Dura ed emotivamente provante, The Woman In The Wall è una serie che merita di essere vista, come dicevamo, prima di tutto per le interpretazioni dei protagonisti, ma poi anche per il coraggio che dimostra nello smascherare un sistema corrotto che si nasconde dietro quanto di più puro ci dovrebbe essere: ovvero l'aiutare donne e bambini in difficoltà in nome di Dio. Peccato che, almeno per quanto riguarda questi personaggi, il dio sia quello sbagliato: fatto di moneta sonante e nessuna compassione.
Conclusioni
Come scritto nella recensione di The Woman in The Wall, la miniserie si poggia sulla grande interpretazione di Ruth Wilson, attrice dall'enorme talento, che qui sembra quasi cambiare i propri connotati, lavorando moltissimo sulle micro espressioni del viso e sulla postura.
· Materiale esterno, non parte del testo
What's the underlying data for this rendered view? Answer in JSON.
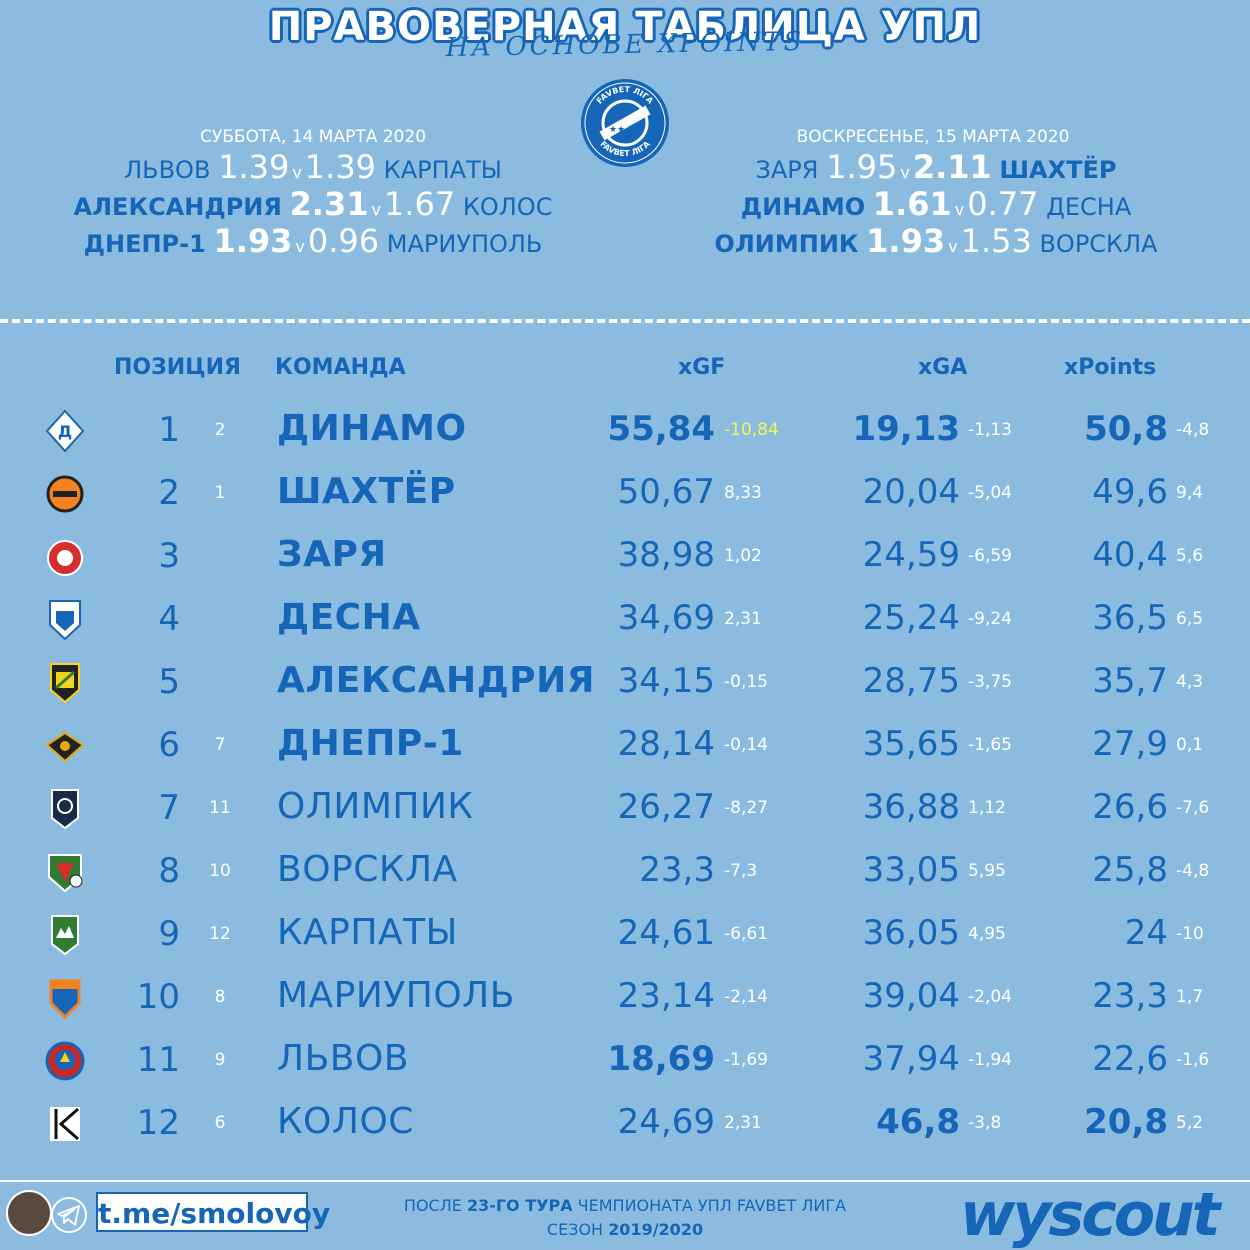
{
  "header": {
    "title": "ПРАВОВЕРНАЯ ТАБЛИЦА УПЛ",
    "subtitle": "НА ОСНОВЕ XPOINTS"
  },
  "logo_text": "FAVBET ЛІГА",
  "saturday": {
    "date": "СУББОТА, 14 МАРТА 2020",
    "matches": [
      {
        "home": "ЛЬВОВ",
        "home_x": "1.39",
        "away_x": "1.39",
        "away": "КАРПАТЫ"
      },
      {
        "home": "АЛЕКСАНДРИЯ",
        "home_x": "2.31",
        "away_x": "1.67",
        "away": "КОЛОС"
      },
      {
        "home": "ДНЕПР-1",
        "home_x": "1.93",
        "away_x": "0.96",
        "away": "МАРИУПОЛЬ"
      }
    ]
  },
  "sunday": {
    "date": "ВОСКРЕСЕНЬЕ, 15 МАРТА 2020",
    "matches": [
      {
        "home": "ЗАРЯ",
        "home_x": "1.95",
        "away_x": "2.11",
        "away": "ШАХТЁР"
      },
      {
        "home": "ДИНАМО",
        "home_x": "1.61",
        "away_x": "0.77",
        "away": "ДЕСНА"
      },
      {
        "home": "ОЛИМПИК",
        "home_x": "1.93",
        "away_x": "1.53",
        "away": "ВОРСКЛА"
      }
    ]
  },
  "vs": "v",
  "columns": {
    "position": "ПОЗИЦИЯ",
    "team": "КОМАНДА",
    "xgf": "xGF",
    "xga": "xGA",
    "xpoints": "xPoints"
  },
  "rows": [
    {
      "pos": "1",
      "prev": "2",
      "team": "ДИНАМО",
      "xgf": "55,84",
      "xgf_d": "-10,84",
      "xga": "19,13",
      "xga_d": "-1,13",
      "xp": "50,8",
      "xp_d": "-4,8"
    },
    {
      "pos": "2",
      "prev": "1",
      "team": "ШАХТЁР",
      "xgf": "50,67",
      "xgf_d": "8,33",
      "xga": "20,04",
      "xga_d": "-5,04",
      "xp": "49,6",
      "xp_d": "9,4"
    },
    {
      "pos": "3",
      "prev": "",
      "team": "ЗАРЯ",
      "xgf": "38,98",
      "xgf_d": "1,02",
      "xga": "24,59",
      "xga_d": "-6,59",
      "xp": "40,4",
      "xp_d": "5,6"
    },
    {
      "pos": "4",
      "prev": "",
      "team": "ДЕСНА",
      "xgf": "34,69",
      "xgf_d": "2,31",
      "xga": "25,24",
      "xga_d": "-9,24",
      "xp": "36,5",
      "xp_d": "6,5"
    },
    {
      "pos": "5",
      "prev": "",
      "team": "АЛЕКСАНДРИЯ",
      "xgf": "34,15",
      "xgf_d": "-0,15",
      "xga": "28,75",
      "xga_d": "-3,75",
      "xp": "35,7",
      "xp_d": "4,3"
    },
    {
      "pos": "6",
      "prev": "7",
      "team": "ДНЕПР-1",
      "xgf": "28,14",
      "xgf_d": "-0,14",
      "xga": "35,65",
      "xga_d": "-1,65",
      "xp": "27,9",
      "xp_d": "0,1"
    },
    {
      "pos": "7",
      "prev": "11",
      "team": "ОЛИМПИК",
      "xgf": "26,27",
      "xgf_d": "-8,27",
      "xga": "36,88",
      "xga_d": "1,12",
      "xp": "26,6",
      "xp_d": "-7,6"
    },
    {
      "pos": "8",
      "prev": "10",
      "team": "ВОРСКЛА",
      "xgf": "23,3",
      "xgf_d": "-7,3",
      "xga": "33,05",
      "xga_d": "5,95",
      "xp": "25,8",
      "xp_d": "-4,8"
    },
    {
      "pos": "9",
      "prev": "12",
      "team": "КАРПАТЫ",
      "xgf": "24,61",
      "xgf_d": "-6,61",
      "xga": "36,05",
      "xga_d": "4,95",
      "xp": "24",
      "xp_d": "-10"
    },
    {
      "pos": "10",
      "prev": "8",
      "team": "МАРИУПОЛЬ",
      "xgf": "23,14",
      "xgf_d": "-2,14",
      "xga": "39,04",
      "xga_d": "-2,04",
      "xp": "23,3",
      "xp_d": "1,7"
    },
    {
      "pos": "11",
      "prev": "9",
      "team": "ЛЬВОВ",
      "xgf": "18,69",
      "xgf_d": "-1,69",
      "xga": "37,94",
      "xga_d": "-1,94",
      "xp": "22,6",
      "xp_d": "-1,6"
    },
    {
      "pos": "12",
      "prev": "6",
      "team": "КОЛОС",
      "xgf": "24,69",
      "xgf_d": "2,31",
      "xga": "46,8",
      "xga_d": "-3,8",
      "xp": "20,8",
      "xp_d": "5,2"
    }
  ],
  "footer": {
    "telegram": "t.me/smolovoy",
    "line1_pre": "ПОСЛЕ ",
    "line1_bold": "23-ГО ТУРА",
    "line1_post": " ЧЕМПИОНАТА УПЛ FAVBET ЛИГА",
    "line2_pre": "СЕЗОН ",
    "line2_bold": "2019/2020",
    "brand": "wyscout"
  },
  "colors": {
    "background": "#8bbce0",
    "blue": "#1565b8",
    "white": "#ffffff",
    "highlight": "#f4f35a"
  }
}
La serie si ispira a fatti reali: in Irlanda nelle Case Magdalene venivano chiuse le donne considerate immorali e spesso i loro bambini venivano affidati ad altre famiglie.
Perché ci piace
- L'interpretazione di Ruth Wilson: eccezionale.
- Anche Daryl McCormack offre una buona prova, dimostrando di essere un talento da tenere d'occhio.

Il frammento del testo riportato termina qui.